Credit Myths #2 - Paying off Collection and Charge-offs will improve your credit score
While it is your responsibility to pay off your past due debts this will almost never improve your credit score and in many cases can hurt your credit score. I thought it especially important to include this information in this book because this misunderstood piece of the overarching credit puzzle causes some of the greatest damage to our client’s credit. Like most of our clients you are probably under the impression that paying off derogatory debt will help your credit score. You may be operating under the assumption that you are doing something good by paying this off and therefore should be rewarded with a better credit score. This entire assumption is false.
To better understand this lets take the example of a debt that has gone so far past due that it has now been sent to a collection agency. First, it’s important to understand that your credit was damaged by this collection because of the fact that it became a collection in the first place. In other words you didn’t pay this for this debt as agreed and therefore your credit score is lowered in an effort to warn other creditors that you pose a higher risk to them. Going back and paying this debt later doesn’t erase the fact that you didn’t pay it as agreed in the first place. It also doesn’t make you somehow a better risk to lend to, for future creditors. In fact, statistically speaking, if you have defaulted in the past it’s likely you will default on something in the future. Therefore your credit score needs to stay low in order to warn future creditors of your previous defaults.

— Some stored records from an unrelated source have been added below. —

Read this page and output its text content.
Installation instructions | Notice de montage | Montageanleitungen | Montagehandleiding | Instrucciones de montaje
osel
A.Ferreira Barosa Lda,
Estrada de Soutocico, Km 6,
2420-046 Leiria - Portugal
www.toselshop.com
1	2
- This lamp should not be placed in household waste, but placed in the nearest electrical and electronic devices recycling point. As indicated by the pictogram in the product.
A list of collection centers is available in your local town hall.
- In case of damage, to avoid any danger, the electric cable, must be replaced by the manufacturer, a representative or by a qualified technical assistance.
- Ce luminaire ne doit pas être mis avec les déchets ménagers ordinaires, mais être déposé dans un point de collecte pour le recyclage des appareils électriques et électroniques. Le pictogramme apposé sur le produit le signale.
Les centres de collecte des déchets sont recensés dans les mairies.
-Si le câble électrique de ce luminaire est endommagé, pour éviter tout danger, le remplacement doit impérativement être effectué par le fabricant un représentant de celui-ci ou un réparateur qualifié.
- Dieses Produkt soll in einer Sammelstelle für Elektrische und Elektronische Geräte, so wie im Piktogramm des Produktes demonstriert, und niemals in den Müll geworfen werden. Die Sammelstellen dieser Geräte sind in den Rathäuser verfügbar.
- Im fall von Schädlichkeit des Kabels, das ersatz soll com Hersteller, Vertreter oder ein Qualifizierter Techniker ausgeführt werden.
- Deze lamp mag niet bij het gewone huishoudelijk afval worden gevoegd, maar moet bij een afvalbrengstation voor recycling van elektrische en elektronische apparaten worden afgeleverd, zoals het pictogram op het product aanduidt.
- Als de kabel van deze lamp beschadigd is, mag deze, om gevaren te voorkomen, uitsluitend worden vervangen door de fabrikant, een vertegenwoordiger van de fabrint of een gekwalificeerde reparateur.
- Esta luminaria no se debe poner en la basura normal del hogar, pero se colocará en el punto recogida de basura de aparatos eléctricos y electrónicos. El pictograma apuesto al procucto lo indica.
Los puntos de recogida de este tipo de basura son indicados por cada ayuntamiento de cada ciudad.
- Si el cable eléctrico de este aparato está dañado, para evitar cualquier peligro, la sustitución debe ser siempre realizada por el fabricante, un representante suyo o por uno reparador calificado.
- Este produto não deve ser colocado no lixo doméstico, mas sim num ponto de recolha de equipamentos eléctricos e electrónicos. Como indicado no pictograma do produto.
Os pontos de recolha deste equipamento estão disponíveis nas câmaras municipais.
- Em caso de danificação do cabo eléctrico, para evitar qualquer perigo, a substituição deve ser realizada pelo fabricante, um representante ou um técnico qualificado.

Ok so now we know why paying off a derogatory debt such as a collection or charge-off won’t improve your credit. But how the heck can it hurt your credit? Well this is a bit of a tricky issue but the basic explanation is as follows. Most derogatory debts will eventually turn into a collection/Charge-off. These debts are required to fall off your credit after 7 years from the date that the debt “defaulted”. The creditor has up to 180 days to report this debt from the last date of default and therefore you can expect to see this on your credit for up to 7 years and 180 days. This timeframe also regulates how much damage is done to your credit report over time. You see as the “timer” ticks down the days the damage to your credit score is decreased over time. Legally speaking this should not happen but we see this happen more often than not when the debt is paid. Essentially it’s a reporting error by the creditor. You pay off the debt and when they report it as paid they also reset the timer and damage your score. This is probably the most rampant and consistent reporting error we see on a day to day basis.